Dal dover fare e essere al sentirsi di poter fare e poter essere
Sentirsi responsabili è un obbligo condizionato che spesso sentiamo imposto sin dai primi anni di vita.
Pare che l’educazione alla responsabilità aiuti a crescere in salute e con coscienziosità e determinazione; a lasciare perdere ciò che è inutile e può distrarre lungo la propria strada.
È una possibilità, non si può negare.
Crescendo sentiamo risuonare in noi la responsabilità al dovere, nelle relazioni, con i nostri familiari, anche nel mondo del lavoro. Esiste però un fraintendimento di fondo.
Responsabilità è una parola che nel tempo è diventata sinonimo di fatica, impegno, dovere, quasi un peso che dobbiamo portare sulle spalle.
La responsabilità viene prima di tutto il resto, portare a termine i propri doveri sembra l’unica strada per essere felici. “Ho fatto il mio” si dice spesso, “ho fatto quel che dovevo” potremmo tradurre.
Responsabilità non significa però “dovere” ma “capacità di rispondere” anche attraverso comportamenti, verbali e non, che siano responsivi, diretti all’altro, individuo o gruppo, a fronte di una richiesta ricevuta o per iniziativa personale.
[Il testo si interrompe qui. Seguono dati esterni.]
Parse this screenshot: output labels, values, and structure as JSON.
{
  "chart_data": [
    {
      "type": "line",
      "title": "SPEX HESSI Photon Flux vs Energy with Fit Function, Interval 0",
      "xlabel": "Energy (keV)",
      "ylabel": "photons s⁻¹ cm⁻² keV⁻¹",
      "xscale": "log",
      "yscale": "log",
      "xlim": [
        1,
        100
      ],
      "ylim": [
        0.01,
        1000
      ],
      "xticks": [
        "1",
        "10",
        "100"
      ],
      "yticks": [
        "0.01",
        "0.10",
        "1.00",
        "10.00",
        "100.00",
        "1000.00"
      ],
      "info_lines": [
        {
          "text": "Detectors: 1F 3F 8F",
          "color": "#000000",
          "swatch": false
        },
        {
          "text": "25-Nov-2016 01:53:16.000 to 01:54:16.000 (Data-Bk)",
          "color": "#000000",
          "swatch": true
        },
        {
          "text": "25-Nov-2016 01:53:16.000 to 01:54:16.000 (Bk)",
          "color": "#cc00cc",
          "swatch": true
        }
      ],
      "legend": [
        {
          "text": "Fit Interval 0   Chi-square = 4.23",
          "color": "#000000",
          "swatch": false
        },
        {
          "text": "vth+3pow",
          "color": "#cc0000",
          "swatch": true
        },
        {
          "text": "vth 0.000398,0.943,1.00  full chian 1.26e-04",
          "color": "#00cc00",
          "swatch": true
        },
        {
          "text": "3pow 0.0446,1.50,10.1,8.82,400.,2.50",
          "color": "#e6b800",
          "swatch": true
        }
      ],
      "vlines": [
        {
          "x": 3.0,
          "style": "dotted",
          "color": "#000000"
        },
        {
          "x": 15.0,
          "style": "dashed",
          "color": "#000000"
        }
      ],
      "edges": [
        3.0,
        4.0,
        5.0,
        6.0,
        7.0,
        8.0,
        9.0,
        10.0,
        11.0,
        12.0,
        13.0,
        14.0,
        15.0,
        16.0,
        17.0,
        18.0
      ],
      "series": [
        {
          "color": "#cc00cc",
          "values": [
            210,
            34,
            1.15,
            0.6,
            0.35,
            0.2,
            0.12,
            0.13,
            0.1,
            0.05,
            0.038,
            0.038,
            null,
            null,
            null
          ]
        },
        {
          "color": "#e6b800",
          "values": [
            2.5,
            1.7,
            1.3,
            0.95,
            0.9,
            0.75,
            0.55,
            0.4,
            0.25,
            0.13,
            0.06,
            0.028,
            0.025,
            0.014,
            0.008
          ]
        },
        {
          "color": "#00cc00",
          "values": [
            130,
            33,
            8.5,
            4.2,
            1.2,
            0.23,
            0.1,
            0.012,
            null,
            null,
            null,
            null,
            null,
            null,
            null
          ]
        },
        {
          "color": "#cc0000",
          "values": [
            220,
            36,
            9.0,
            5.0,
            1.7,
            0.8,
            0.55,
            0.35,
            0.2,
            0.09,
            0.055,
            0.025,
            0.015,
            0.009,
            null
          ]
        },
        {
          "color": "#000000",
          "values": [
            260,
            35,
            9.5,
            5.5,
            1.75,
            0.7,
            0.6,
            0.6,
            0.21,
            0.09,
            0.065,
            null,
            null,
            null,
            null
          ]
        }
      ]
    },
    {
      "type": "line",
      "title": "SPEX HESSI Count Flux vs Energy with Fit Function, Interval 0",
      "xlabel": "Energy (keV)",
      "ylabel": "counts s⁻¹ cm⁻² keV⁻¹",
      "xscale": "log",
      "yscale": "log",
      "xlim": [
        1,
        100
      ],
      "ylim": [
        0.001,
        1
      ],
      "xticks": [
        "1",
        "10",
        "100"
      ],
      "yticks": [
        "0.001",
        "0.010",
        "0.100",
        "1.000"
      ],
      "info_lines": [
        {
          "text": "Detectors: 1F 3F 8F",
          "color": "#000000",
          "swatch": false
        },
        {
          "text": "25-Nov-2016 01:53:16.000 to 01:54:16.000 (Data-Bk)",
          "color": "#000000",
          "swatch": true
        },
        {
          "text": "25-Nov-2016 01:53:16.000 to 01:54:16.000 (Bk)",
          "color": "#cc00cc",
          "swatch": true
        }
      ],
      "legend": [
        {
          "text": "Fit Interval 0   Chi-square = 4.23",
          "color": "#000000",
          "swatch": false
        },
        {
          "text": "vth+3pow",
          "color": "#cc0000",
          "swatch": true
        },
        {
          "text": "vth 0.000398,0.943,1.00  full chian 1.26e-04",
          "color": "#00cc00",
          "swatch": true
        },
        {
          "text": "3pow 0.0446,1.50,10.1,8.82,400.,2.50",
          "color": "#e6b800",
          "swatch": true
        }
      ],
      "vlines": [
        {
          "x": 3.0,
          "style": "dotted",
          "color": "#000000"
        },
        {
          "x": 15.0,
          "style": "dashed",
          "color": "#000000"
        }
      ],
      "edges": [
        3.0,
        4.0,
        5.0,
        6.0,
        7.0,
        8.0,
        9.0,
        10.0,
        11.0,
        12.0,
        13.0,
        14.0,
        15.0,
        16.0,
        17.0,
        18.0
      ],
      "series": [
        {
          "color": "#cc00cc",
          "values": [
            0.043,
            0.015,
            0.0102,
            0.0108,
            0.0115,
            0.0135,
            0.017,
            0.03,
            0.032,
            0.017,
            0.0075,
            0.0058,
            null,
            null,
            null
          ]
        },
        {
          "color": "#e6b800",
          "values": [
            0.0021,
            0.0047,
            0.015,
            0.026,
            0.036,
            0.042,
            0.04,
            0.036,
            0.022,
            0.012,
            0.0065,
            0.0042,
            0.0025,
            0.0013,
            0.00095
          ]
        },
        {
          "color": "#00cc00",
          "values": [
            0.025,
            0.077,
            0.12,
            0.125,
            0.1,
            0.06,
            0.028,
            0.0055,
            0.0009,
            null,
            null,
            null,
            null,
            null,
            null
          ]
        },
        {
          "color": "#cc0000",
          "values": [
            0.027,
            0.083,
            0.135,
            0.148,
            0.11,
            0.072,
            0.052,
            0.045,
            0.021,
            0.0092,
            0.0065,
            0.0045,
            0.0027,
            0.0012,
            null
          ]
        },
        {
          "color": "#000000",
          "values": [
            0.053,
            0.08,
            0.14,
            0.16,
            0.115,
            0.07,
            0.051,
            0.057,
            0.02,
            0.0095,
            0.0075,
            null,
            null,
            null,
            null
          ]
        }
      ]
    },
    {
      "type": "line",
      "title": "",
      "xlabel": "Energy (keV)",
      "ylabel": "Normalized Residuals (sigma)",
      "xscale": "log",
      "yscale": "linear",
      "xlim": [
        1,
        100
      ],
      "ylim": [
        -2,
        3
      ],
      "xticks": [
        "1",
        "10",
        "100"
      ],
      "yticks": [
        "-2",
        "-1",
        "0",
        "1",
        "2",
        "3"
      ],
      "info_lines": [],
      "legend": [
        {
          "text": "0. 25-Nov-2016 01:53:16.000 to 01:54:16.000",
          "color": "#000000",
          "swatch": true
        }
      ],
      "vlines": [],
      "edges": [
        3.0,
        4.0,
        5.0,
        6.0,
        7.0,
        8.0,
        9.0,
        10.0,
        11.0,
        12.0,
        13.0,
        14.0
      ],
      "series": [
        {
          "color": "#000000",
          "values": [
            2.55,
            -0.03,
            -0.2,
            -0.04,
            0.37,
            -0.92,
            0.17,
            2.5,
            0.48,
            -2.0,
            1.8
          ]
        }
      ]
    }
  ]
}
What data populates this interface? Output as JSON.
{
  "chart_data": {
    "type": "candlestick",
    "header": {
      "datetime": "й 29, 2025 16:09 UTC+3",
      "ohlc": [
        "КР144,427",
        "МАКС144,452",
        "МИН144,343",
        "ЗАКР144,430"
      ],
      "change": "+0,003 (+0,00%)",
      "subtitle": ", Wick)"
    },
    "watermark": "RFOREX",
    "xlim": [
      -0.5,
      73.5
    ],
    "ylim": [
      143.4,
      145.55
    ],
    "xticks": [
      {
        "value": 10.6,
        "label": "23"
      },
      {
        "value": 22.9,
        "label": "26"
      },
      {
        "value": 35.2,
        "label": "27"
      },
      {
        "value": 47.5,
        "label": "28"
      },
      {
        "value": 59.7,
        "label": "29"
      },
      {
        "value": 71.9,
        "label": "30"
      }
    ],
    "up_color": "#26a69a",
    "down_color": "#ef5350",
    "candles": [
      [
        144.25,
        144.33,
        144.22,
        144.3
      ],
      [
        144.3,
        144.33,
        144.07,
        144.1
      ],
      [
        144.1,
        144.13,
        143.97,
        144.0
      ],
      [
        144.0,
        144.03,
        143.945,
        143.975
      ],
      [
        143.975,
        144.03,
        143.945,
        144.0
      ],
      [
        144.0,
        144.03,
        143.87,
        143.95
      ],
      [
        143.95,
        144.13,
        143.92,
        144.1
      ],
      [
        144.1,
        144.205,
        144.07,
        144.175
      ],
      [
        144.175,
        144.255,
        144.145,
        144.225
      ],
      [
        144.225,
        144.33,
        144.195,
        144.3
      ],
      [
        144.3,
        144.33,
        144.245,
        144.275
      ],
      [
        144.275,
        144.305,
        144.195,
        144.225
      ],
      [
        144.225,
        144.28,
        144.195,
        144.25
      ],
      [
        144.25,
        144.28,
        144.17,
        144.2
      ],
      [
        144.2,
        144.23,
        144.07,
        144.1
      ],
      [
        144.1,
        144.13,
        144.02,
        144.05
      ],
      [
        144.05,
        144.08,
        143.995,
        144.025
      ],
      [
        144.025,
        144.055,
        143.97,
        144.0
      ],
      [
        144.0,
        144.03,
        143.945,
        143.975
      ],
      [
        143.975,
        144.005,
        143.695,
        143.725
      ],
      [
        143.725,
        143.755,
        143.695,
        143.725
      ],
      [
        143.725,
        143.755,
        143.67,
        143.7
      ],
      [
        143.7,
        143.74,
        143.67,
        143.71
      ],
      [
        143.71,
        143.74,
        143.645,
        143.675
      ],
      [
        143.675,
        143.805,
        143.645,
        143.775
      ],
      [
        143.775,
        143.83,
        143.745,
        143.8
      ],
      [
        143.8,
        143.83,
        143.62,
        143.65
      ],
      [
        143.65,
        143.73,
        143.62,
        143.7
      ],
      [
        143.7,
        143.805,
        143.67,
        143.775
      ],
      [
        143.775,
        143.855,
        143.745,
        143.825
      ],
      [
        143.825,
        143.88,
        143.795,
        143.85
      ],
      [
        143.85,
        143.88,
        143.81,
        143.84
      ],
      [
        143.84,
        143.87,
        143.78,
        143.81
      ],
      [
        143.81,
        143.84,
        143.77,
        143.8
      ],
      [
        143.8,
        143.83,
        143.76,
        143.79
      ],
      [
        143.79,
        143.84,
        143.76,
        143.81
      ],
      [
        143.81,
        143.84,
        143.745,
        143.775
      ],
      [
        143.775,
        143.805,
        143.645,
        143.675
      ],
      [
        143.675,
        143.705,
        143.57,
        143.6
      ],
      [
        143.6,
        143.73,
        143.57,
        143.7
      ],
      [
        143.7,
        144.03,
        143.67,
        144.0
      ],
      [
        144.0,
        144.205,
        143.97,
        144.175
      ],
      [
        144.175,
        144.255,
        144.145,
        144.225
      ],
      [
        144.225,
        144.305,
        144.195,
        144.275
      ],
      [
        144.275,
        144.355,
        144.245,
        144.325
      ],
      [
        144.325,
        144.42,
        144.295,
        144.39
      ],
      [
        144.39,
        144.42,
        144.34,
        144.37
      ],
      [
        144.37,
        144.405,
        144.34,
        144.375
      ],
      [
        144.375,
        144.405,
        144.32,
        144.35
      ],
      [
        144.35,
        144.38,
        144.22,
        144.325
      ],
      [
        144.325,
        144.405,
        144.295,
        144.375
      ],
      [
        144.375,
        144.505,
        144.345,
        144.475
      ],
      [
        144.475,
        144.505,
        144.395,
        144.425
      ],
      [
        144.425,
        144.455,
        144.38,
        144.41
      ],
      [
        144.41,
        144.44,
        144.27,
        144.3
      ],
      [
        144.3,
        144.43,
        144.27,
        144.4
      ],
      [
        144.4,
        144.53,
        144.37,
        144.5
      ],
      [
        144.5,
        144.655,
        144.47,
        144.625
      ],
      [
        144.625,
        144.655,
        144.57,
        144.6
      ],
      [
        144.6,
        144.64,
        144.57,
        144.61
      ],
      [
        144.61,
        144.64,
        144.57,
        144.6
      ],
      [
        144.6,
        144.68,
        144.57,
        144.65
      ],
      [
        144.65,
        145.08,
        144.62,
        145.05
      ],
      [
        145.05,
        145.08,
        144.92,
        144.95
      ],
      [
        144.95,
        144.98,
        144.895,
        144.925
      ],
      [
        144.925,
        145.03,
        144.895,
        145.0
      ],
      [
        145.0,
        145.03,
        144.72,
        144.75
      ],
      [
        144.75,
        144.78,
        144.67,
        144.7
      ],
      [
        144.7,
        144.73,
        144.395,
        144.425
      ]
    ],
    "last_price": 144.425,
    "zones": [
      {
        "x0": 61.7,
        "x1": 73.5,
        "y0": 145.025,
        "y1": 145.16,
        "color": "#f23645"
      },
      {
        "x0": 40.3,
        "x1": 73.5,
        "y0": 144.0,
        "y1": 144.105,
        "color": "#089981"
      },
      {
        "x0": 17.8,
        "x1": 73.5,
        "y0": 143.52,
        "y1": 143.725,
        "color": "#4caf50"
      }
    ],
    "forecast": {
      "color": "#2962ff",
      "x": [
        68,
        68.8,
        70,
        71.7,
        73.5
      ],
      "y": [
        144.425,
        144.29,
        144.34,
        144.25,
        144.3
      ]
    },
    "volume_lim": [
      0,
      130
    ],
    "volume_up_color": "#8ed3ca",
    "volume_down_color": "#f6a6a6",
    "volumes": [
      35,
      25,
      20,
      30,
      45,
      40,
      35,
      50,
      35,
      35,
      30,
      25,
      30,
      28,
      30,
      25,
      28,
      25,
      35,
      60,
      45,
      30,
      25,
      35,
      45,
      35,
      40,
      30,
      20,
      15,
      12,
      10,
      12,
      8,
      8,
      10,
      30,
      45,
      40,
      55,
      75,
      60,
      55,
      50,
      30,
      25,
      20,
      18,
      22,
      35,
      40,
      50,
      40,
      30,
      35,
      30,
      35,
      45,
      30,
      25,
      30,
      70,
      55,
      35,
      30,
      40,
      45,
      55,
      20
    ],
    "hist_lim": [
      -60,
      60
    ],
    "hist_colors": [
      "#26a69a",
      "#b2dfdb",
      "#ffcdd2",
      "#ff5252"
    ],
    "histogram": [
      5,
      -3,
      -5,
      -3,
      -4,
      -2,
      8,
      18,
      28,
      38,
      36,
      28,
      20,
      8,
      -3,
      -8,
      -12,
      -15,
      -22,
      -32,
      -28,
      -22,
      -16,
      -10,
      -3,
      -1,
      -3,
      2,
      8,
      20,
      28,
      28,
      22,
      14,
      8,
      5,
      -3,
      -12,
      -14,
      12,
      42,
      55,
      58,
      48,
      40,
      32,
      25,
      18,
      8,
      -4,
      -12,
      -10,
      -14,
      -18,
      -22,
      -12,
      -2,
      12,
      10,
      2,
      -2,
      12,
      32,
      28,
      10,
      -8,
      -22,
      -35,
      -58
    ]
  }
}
Questo significato aggiornare il nostro modo di intendere l’essere responsabili.
Lo rende non solo il “dovere essere” ma il “sentirsi”, offrendoci la possibilità di risposte creative, personali e non solo di comportamenti automatici, dettati dalle regole del sistema in cui lavoriamo.
Ben inteso, ciò non significa che non ci siano regole che devono essere rispettate per garantire il benessere comune.
Immaginiamo di osservare il dipinto di un paesaggio, racchiuso in una preziosa cornice intagliata, spessa, solida. Possiamo vederlo in due dimensioni e coglierne tutti i particolari. Possiamo annotare i personaggi presenti, le colline gli alberi…
Ma se provassimo a Guardarlo in tre dimensioni? Se ci lasciassimo conquistare dalla prospettiva e potessimo andare oltre, sentire l’erba sotto i piedi, provare ascoltare i rumori e annusare i profumi? Non usciremmo dalla cornice, semplicemente riusciremmo a sentirci incorniciati diversamente.
Il “dovere” ci permette di vedere il mondo del lavoro in due dimensioni, il “sentirsi di potere” è invece in 3D, proprio come la consapevolezza.